In early October, the two students arrived at my office door smiling and asking for “just a moment to discuss an important matter.” The language was so precise and polished that I welcomed the conversation and settled back in my chair to hear what these two fourth graders had to say.
While our school has a strict uniform policy, the students proposed a “free dress day” for students to express their individuality. I shared with them that our school model and tradition include required uniforms, and I explained that we tried to do “Free Dress Fridays” in the past but it became an issue with behavior.
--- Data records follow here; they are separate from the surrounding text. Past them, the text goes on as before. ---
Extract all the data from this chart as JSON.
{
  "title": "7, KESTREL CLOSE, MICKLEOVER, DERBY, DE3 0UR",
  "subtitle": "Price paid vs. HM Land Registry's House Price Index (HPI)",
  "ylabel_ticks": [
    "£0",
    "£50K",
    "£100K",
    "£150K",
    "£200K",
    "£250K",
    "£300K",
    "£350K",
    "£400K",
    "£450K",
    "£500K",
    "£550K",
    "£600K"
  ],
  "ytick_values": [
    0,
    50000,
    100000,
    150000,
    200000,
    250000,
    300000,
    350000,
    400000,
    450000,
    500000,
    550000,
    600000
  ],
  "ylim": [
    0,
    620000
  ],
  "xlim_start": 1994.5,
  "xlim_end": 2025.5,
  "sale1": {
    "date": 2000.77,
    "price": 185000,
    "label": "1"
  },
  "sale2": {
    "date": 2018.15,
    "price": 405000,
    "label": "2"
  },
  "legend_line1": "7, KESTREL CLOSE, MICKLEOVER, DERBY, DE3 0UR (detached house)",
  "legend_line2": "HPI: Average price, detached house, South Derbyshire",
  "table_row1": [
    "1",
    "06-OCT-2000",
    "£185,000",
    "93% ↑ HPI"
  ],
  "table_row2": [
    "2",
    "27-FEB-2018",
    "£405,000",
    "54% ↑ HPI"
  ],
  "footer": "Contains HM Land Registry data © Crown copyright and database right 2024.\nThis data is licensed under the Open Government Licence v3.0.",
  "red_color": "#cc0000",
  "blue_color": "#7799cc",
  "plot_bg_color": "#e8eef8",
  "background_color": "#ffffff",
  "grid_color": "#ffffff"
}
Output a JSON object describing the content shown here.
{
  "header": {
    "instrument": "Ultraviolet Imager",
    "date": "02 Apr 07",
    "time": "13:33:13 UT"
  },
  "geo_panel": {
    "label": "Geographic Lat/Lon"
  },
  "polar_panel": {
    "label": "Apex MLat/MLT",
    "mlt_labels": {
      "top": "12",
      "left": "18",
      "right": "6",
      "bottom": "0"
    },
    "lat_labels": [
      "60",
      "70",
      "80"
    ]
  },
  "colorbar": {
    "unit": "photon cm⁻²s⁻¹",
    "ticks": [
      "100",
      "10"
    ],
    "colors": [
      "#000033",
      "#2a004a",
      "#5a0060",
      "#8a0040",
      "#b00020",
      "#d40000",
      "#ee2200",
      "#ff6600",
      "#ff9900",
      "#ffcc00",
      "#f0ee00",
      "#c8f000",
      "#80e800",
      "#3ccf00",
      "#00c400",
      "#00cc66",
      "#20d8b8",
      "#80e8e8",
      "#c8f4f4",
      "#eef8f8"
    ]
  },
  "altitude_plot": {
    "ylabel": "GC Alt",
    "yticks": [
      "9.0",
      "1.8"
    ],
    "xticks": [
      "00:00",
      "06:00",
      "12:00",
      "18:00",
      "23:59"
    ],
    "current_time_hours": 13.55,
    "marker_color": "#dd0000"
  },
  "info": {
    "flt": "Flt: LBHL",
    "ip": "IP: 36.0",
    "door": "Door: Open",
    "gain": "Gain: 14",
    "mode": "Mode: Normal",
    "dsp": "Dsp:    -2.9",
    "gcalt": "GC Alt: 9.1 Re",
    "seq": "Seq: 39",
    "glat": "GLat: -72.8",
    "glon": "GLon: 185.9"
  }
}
So here we were, weeks later and I was cornered with another request to meet and follow up on the initial meetings. “Ah, yes … I remember. You wanted to discuss the dress code and possibly having a free dress day, correct?” They beamed with pride and replied, “Yes!” I said, well Mondays are really busy, let’s plan to meet tomorrow. Come see me during your specials time and we can discuss it.”
Honestly, I assumed they’d soon forget about their plan to upend our strict dress code for a proposed “free dress” day for students. Tuesday arrived and, as I was on my way to do an observation, I encountered Alina who smiled and politely reminded me, “Excuse me Mr. Mountain, yesterday you said Mondays were very busy, so we were following up to see if we could possibly meet with you today to discuss our proposal about the dress code?”
Inside I was conflicted because of my pride in the persistence of these two students to tactfully present a proposal with such professionalism and grace. On the other hand, I was annoyed that they actually remembered and followed up with me in the midst of my busy schedule. More than anything else, I was reminded that we are educating our students to intentionally disrupt the status quo and become citizens who advocate for change in productive and meaningful ways. How could I make this experience more meaningful for them as a community service project with a convergence of interests for the school and the students?
As we strolled into my office, these two fourth graders already had an aura of victory—and we hadn’t even discussed the proposal. They reminded me that we planned to do one “free dress day” each month, when the uniform policy would be waived.
What’s In It For The School?
Recently, I’ve been reading “Empire State of Mind” by Zack O’Malley Greenburg. The book chronicles the rise of Jay-Z to an industry mogul. One of the points Greenburg makes is Jay-Z’s penchant for asking during a business deal, “What’s in it for me?” Essentially, he wants to know in any business dealings, how can our interests converge to create positive outcomes for both parties.
This is where we found ourselves on this fateful afternoon in my office. We decided that we needed to make the free dress day in support of a school-wide initiative. Our STEAM focus is urban agriculture, so we decided to align the free dress day with a fundraiser for our urban agriculture program. Students would donate $1.00 in support of our STEAM program to support aquaponics, hydroponics and container gardening. This way, we’d be able to purchase plants and seeds for the spring season.
As a school leader, this experience reminded me to always be open to providing a space for students to advocate for change—even when it appears it may send ripples through our own school community. Education means much more than test results and grades. Seeing students develop a proposal, advocate for others and show persistence and professionalism is the authentic application of what we teach to students about activism and affecting change.
The only question that remains is, “Are we prepared to hear them when they speak?”